"high stringency" washes -NOT?

David L. Haviland, Ph.D. dhavilan at IMM2.IMM.UTH.TMC.EDU
Wed May 7 09:40:34 EST 1997

At 12:09 5/4/97, Jim wrote:
>Apparently, "(mismatched hybrids) are more stable at high salt
concentration than low". This is contrary to the calculated effect of
increased salt concentration when using Bolton and McCarthy's: 
>Tm = 81.5 - 16.6 (log[Na+]) + 0.41(G/C) -0.63(form%) -600/L
>determination of melting temperature (which I described above).

Jim (Dr. Graham):

Me thinks I have an answer.  Where did you get the formula?   Knowing you
and desire to be precise, I don't think you typed it wrong.   However, it
may have been printed wrong...  

A Log10 of a number less than 1, produces a negative number.  So from some
rusty rules of algebra, if 16.6 times a negative number is negative, its
subtraction would be positive and would add the number to the 81.5.  With
the formula above, I would agree with your conclusion that the more salt
drops the Tm, so at a certain temp, more salt would mean less hybridization
and cross species hybridizations would be hard to do.  This isn't how it
works in practice.

I think where you got the formula is wrong.  I know of this one from Davis
et al.  The little black spiral bound mehods book that has a few recipes
that are outright wrong (PBS & TBE).  However, this formula appears correct
as I've seen it elsewhere and I've used it religously for RNAse protection
assays.  I believe it is around pp 75-76.

I have it as:

Tm = 16.6Log[M] + 0.41(%G/C) + 81.5 - Pm - B/L - 0.65(%F)

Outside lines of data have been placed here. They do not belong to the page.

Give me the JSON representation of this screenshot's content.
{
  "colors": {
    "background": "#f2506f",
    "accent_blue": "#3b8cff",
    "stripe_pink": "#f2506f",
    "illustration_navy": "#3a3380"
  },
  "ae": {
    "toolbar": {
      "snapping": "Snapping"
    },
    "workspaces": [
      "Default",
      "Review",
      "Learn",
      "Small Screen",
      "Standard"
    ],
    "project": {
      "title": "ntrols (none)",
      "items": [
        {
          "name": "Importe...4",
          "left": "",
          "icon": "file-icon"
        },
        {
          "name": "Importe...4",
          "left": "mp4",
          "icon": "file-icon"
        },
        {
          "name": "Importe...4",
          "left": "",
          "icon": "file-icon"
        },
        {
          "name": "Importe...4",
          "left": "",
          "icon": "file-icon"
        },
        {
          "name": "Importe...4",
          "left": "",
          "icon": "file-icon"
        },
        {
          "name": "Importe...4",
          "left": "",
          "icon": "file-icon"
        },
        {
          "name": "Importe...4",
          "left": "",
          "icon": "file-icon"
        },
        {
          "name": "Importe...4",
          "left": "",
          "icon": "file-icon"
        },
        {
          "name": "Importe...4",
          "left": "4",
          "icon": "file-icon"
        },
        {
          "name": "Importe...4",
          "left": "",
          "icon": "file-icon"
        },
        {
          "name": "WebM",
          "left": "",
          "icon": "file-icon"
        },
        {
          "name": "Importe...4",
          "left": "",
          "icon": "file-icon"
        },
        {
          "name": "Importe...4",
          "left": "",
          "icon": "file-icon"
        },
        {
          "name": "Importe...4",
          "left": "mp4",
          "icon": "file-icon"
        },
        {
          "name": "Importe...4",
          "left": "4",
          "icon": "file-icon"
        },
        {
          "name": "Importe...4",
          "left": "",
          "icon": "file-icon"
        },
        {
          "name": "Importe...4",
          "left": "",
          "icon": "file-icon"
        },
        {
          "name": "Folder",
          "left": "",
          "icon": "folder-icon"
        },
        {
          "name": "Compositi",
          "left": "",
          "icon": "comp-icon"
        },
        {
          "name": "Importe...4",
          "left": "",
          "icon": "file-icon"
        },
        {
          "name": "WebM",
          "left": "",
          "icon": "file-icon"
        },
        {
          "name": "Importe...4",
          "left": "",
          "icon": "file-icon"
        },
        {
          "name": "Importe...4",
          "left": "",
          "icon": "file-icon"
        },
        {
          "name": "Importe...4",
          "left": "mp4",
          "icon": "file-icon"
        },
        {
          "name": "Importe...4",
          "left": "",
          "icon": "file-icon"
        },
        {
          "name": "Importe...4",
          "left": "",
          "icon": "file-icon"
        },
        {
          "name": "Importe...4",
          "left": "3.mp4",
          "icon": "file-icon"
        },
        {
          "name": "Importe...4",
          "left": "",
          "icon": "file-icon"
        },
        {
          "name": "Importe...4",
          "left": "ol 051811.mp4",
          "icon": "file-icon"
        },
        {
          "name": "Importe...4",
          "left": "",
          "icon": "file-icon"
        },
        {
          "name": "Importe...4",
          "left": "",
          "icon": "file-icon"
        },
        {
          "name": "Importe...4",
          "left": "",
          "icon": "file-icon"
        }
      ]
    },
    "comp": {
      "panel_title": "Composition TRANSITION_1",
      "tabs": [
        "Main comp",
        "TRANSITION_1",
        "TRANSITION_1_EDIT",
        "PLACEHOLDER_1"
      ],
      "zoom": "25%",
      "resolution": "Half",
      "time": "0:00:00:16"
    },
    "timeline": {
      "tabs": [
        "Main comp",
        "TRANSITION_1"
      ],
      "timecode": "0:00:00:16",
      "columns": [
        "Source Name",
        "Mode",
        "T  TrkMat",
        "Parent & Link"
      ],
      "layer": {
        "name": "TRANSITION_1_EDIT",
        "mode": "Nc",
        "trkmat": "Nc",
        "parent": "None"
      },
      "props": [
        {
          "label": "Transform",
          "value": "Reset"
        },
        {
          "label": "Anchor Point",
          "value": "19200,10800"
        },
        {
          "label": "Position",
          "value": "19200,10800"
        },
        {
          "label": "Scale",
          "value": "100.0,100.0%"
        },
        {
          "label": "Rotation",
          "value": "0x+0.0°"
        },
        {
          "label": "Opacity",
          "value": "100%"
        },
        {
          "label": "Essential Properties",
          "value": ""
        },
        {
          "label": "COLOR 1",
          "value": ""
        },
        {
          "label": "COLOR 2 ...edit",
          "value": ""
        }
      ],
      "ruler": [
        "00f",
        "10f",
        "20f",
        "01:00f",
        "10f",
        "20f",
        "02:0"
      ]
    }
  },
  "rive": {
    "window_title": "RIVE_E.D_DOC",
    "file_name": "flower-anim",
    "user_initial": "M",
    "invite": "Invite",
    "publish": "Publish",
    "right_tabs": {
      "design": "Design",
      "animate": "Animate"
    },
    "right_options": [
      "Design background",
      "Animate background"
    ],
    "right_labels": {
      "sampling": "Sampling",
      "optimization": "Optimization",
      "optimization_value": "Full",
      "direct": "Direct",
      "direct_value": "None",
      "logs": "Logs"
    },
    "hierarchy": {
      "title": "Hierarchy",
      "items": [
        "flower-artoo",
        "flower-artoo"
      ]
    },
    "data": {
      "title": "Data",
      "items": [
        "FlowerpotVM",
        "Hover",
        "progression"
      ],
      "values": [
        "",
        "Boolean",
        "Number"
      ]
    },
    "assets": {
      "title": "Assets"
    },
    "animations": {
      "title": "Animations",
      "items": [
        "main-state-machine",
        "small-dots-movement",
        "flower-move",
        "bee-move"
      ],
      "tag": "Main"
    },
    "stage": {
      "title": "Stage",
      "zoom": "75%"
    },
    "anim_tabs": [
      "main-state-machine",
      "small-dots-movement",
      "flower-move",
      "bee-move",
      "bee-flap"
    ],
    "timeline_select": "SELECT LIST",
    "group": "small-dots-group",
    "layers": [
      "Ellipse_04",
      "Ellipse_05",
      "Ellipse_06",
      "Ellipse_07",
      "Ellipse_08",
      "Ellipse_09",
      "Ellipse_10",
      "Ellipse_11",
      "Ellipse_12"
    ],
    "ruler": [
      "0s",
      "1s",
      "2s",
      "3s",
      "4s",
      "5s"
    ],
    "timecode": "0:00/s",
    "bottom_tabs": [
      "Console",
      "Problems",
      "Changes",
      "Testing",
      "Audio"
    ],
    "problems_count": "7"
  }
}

M is molar concentration of Na+ (1XSSC is .165M Na+).  %G/C is the percent
G and/or C bases in the probe.  Pm is the % mismatched bases.  %F is the
percent formamide.  B is 675 for probes up to 100 bases and L is the length
of the probe in bases.  Notice the 16.6Log will end up being a negative
number by itself for Na+ concentrations less than 1M.  For long probes,
over 700 bases, in practice the formula reduces to:

Tm = 16.6Log[M] +  81.5 

For large probes the %G/C becomes a ever smaller factor.  For Southerns (at
least for me) formamide isn't used.  The % mismatch isn't usually known in
cross species (or homologue) hybridizations.  Finally the B/L is moot with
large probes over 675 as it approaches 1 as L increases.

Now,  1XSSC is (.165M):   Tm = 16.6Log[.165] + 81.5
				 = 68.5 'C

With  5XSSC (.825M):	  Tm = 16.6Log[.825] + 81.5
				= 80.1 'C

The way this one is written, the rule (and practice) hold.